On Tue, 17 Mar 2015 17:58:16 +0100, Thomas Berg <[email protected]> wrote:

>May an ignorant peek in here... :)
>
>Just as a concept and theoretically; wouldn't a way to secure that the key 8 
>storage is untouched is to save a hash of the content in >system key area 
>(with a random salt) ?  Then just compare the hashes before reusing the key 8 
>data.
>Of course, this is only feasible if performance is not a problem.  
>

That does not "secure" the storage; it merely lets you tell if it has been 
corrupted. And you might have a lot of storage, with complex structure, that 
you need to handle that way.

Still, that approach might be a start, but since it doesn't really solve the 
issue.
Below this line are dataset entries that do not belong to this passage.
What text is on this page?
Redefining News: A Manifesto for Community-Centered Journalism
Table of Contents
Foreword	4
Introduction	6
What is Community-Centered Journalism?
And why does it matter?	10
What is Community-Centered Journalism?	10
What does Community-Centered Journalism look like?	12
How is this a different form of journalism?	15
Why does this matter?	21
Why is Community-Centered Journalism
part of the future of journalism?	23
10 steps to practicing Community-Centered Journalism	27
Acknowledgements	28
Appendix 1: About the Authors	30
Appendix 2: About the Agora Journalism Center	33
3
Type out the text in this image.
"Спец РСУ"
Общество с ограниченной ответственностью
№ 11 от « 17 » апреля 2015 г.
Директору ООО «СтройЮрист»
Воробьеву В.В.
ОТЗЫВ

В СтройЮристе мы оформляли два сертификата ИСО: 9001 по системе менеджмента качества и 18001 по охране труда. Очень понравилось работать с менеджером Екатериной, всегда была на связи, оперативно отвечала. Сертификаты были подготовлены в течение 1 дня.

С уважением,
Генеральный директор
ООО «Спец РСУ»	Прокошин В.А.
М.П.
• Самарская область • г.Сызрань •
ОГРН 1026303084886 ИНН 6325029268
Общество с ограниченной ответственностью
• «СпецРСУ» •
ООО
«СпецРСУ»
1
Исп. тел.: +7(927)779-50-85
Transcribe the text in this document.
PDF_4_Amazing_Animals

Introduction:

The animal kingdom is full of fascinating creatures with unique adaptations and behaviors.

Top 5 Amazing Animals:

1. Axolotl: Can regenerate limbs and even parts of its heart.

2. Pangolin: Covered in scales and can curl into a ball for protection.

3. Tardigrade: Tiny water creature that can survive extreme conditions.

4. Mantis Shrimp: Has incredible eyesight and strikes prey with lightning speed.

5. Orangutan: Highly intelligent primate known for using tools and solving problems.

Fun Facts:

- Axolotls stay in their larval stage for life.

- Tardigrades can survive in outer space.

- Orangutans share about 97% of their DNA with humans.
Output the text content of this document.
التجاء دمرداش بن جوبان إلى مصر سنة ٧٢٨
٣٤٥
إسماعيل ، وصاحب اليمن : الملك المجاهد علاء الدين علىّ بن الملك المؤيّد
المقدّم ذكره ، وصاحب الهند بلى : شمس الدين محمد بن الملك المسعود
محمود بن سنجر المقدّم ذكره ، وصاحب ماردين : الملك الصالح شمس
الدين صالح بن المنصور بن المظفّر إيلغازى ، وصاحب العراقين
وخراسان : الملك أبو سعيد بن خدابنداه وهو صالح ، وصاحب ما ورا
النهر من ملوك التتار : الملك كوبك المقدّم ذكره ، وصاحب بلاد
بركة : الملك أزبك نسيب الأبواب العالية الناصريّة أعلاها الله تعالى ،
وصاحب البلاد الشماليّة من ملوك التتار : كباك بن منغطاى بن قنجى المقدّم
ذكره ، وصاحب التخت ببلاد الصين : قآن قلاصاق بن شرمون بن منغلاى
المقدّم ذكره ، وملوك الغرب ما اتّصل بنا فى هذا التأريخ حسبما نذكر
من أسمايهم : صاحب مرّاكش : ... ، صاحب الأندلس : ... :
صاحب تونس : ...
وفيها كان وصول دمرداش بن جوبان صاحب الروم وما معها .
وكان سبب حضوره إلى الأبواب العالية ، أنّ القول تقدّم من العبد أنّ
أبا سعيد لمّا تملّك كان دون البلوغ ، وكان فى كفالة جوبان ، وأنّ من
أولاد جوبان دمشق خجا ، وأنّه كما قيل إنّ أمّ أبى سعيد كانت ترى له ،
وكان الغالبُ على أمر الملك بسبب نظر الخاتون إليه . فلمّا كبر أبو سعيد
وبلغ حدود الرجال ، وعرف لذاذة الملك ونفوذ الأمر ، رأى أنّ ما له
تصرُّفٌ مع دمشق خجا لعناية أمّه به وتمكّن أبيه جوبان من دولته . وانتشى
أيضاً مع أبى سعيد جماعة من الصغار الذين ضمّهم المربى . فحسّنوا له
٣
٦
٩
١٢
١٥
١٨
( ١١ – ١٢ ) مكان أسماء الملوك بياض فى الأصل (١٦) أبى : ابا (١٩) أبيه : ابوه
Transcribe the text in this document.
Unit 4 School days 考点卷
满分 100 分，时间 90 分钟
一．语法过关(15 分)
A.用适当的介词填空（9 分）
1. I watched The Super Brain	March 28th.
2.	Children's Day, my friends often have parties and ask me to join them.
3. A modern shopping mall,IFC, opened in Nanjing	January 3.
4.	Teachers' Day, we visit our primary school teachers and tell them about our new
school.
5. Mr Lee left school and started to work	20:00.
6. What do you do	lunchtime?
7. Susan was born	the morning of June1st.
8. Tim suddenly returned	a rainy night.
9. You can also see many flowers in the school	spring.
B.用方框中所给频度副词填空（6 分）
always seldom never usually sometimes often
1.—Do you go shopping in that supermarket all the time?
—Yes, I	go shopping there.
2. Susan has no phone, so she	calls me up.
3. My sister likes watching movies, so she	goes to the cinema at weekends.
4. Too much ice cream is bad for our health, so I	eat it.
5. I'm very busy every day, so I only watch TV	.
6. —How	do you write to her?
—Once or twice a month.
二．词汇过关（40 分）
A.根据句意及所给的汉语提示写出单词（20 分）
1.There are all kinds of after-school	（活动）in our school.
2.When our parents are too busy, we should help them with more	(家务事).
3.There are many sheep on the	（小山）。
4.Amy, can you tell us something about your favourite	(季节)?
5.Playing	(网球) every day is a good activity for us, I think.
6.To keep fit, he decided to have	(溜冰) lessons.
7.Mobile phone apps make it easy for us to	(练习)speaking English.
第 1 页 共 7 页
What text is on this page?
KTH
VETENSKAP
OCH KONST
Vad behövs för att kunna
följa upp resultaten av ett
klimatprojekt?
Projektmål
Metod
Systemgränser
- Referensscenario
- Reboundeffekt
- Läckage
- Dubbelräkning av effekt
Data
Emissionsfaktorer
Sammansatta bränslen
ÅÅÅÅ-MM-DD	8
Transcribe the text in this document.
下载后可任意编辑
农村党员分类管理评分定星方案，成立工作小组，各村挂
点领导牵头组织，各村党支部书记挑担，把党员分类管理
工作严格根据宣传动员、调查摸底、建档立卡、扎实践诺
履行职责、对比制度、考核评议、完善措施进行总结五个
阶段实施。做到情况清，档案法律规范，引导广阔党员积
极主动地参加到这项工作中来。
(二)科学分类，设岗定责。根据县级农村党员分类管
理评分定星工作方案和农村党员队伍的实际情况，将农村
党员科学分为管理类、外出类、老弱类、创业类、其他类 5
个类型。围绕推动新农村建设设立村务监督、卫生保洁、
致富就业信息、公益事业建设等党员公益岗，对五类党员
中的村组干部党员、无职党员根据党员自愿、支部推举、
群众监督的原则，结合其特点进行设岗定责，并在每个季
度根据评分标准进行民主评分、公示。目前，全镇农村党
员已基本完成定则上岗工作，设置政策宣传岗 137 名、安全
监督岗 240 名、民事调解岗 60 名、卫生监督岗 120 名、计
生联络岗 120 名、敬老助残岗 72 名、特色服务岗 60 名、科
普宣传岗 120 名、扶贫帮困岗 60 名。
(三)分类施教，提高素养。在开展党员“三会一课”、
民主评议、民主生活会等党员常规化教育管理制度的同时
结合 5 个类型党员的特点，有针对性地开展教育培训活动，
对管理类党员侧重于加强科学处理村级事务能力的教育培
And there are other issues that it doesn't being to address, so I would 
look for a different approach that actually prevents the unauthorized program 
from interfering with you. 

I've seen too many cases of people designing solutions that they think will 
allow safe intermingling of trusted authorized code with unauthorized code, and 
it often devolves into a game of whack-a-mole. You think of an issue, and 
defend against it. The attacker comes up with an issue you didn't consider, so 
you patch your program to get around that. Then the attacker comes up with 
another attack for you to patch against, and another, and ...   It's best not 
to play that game. You need a design that fully isolates you in the first place.